Colonel Rogers was awarded the Silver Star, the Distinguished Flying Cross, the Legion of Merit and the Air Medal with 16 Oak Leaf Clusters. A Fellow in the Society of Experimental Test Pilots, Rogers received the Thompson Trophy and the Federation Aeronautique Internationale De La Vaulx medal. During his career as a test pilot, Rogers logged 13,000 hours in more than 50 aircraft, including the F-86D, F-102, F-104, F-106, YF-12, SR-71 and F-4.
Established in 1990 by the Lancaster City Council, the Aerospace Walk of Honor celebrates test pilots who were associated with Edwards Air Force Base. Recognition is awarded for distinguished aviation careers marked by significant and obvious achievements beyond one specific accomplishment.

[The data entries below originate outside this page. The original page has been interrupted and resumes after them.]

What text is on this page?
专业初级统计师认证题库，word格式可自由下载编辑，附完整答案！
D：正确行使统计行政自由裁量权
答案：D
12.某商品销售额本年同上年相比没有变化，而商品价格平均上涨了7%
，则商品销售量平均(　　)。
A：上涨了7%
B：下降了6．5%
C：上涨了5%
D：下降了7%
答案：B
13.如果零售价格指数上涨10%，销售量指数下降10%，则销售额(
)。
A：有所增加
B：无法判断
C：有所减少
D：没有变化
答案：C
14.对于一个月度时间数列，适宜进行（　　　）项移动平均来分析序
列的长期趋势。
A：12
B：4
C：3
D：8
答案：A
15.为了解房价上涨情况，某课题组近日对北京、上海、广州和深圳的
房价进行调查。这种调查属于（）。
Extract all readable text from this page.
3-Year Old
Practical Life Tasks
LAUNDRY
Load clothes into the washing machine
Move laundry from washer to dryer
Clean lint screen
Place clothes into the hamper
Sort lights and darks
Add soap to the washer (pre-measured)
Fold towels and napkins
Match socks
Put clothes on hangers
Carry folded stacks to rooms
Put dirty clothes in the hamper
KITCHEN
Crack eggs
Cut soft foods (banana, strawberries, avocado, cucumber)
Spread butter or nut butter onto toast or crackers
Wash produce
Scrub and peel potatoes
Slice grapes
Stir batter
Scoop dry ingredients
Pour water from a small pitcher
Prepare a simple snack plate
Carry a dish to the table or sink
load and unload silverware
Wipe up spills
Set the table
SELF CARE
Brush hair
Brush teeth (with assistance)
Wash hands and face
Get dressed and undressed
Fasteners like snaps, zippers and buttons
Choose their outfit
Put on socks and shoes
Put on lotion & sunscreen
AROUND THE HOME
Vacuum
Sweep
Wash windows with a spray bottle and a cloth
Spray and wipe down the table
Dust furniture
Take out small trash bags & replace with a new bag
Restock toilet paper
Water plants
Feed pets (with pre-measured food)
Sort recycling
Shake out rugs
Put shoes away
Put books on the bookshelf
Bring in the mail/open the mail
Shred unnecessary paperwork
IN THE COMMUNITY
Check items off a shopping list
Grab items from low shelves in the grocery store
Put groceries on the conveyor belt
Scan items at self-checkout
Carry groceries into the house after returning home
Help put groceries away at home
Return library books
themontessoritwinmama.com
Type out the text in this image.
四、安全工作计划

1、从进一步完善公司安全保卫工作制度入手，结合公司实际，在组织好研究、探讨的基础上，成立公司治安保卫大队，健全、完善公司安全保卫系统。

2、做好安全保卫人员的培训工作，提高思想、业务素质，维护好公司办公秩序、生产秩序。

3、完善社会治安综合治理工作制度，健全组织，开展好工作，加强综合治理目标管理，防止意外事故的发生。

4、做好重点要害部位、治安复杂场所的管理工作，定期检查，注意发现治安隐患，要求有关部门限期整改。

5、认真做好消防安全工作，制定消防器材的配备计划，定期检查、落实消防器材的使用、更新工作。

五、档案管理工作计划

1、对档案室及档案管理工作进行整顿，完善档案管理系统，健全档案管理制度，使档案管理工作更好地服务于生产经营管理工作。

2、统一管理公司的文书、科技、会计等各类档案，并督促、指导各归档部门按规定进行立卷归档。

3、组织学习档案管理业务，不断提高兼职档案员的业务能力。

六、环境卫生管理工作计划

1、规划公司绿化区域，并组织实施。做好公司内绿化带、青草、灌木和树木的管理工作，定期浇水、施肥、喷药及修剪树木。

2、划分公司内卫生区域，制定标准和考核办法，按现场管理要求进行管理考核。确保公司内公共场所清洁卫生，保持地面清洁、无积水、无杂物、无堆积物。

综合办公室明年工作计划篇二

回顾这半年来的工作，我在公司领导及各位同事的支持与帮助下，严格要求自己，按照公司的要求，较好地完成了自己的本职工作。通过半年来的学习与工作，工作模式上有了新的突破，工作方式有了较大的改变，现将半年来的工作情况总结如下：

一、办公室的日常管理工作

On November 8, 1950, the then Capt. Rogers achieved a rare MiG-15 jet kill while flying in his piston-engine F-51D Mustang named Buckeye Blitz VI. "This was unusual because of the speed differences between the two planes, " said Jim Cook, master crew chief at the Pacific Coast Air Museum in Santa Rosa and an old friend of Col. Rogers. "He was doing around 350 mph, and the jet was doing 450. There were four MiGs, and they were so much faster. They came over the top of Joe, and he took a lucky shot at them."